Wenn nun Pilatus aus römischer Sicht in der „sechsten Stunde“ zwischen 5 und 6 Uhr am Morgen das Urteil gesprochen hat, dann passt die Ausführung desselben in der „dritten Stunde“ nach jüdischer Rechnung zwischen 8 und 9 Uhr sehr gut dazu. Wem heutzutage diese Zeit am Morgen als recht früh erscheint, den darf man daran erinnern, dass der Tagesrythmus der Menschen ohne elektrisches Licht ein völlig anderer ist als der unsere, die wir einen Lichtschalter betätigen und die Nacht zum Tage machen. Die Aktivität des „Sonnenmenschen“ geht von der Morgendämmerung bis in die Abenddämmerung.
Johannes hat also für die Tageszeiten die römische Rechnung benutzt, was vom eben Genannten her ganz logisch erscheint. Dann muss man aber annehmen, dass er das in seinem ganzen Evangelium getan hat. Und dann verschieben sich auch an anderen Stellen die Zeiten gegenüber dem, was wir uns bisher vielleicht vorgestellt haben.
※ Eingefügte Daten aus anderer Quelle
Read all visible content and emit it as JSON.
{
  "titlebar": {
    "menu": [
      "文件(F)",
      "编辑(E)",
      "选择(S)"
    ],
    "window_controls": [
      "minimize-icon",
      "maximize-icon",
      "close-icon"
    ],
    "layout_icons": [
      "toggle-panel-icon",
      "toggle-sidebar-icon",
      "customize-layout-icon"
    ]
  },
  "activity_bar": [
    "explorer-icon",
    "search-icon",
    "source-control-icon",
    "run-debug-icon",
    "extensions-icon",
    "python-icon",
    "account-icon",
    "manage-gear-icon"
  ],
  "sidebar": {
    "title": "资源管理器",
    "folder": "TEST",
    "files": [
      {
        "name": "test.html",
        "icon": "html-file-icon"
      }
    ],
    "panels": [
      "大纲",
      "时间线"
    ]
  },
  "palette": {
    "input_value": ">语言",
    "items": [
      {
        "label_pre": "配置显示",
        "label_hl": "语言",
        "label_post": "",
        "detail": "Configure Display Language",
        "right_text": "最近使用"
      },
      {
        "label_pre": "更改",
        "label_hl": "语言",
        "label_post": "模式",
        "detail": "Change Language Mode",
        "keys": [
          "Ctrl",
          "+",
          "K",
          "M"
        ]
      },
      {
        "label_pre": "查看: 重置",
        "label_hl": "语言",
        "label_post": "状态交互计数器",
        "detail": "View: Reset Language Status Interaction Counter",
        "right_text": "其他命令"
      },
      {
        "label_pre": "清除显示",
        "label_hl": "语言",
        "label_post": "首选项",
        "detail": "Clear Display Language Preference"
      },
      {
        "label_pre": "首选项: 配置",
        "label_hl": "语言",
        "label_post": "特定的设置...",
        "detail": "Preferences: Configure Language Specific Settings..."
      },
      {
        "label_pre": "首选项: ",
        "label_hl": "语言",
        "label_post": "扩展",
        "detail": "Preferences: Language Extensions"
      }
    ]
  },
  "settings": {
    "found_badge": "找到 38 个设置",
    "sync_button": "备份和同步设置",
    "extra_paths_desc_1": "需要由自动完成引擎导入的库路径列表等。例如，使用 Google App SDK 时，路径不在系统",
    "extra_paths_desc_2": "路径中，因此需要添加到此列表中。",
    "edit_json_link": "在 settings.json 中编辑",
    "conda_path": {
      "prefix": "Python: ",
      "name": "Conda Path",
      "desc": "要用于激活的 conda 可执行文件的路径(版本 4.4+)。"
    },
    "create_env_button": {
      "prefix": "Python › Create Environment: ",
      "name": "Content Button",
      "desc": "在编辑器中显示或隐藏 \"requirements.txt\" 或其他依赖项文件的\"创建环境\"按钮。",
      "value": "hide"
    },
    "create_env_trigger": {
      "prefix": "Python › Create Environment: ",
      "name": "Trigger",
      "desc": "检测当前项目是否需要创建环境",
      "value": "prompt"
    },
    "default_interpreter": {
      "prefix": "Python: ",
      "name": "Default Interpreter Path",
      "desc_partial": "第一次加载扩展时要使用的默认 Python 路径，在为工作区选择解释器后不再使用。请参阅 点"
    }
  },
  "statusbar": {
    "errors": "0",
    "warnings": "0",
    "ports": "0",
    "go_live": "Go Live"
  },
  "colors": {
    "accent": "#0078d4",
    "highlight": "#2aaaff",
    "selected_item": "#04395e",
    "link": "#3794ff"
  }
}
Unter der Abwägung, ob die Zeitangabe morgens oder abends meint, ergeben sich folgende Sachverhalte:
Nach Joh 1,38 sind die ersten Jünger in der „zehnten Stunde“ zwischen 9 und 10 Uhr morgens Jesus gefolgt.
Nach Joh 4,6 saß Jesus in der „sechsten Stunde“ zwischen 5 und 6 Uhr abends ermüdet am Jakobsbrunnen, als die samaritische Frau mit ihrem Wasserkrug erschien.
Und nach Joh 4,52 hat Jesus den Sohn des Königlichen in der „siebten Stunde“ zwischen 6 und 7 Uhr abends geheilt.
In den Zusammenhang der jeweiligen Erzählungen passen diese Zeitangaben auf jeden Fall sehr gut hinein.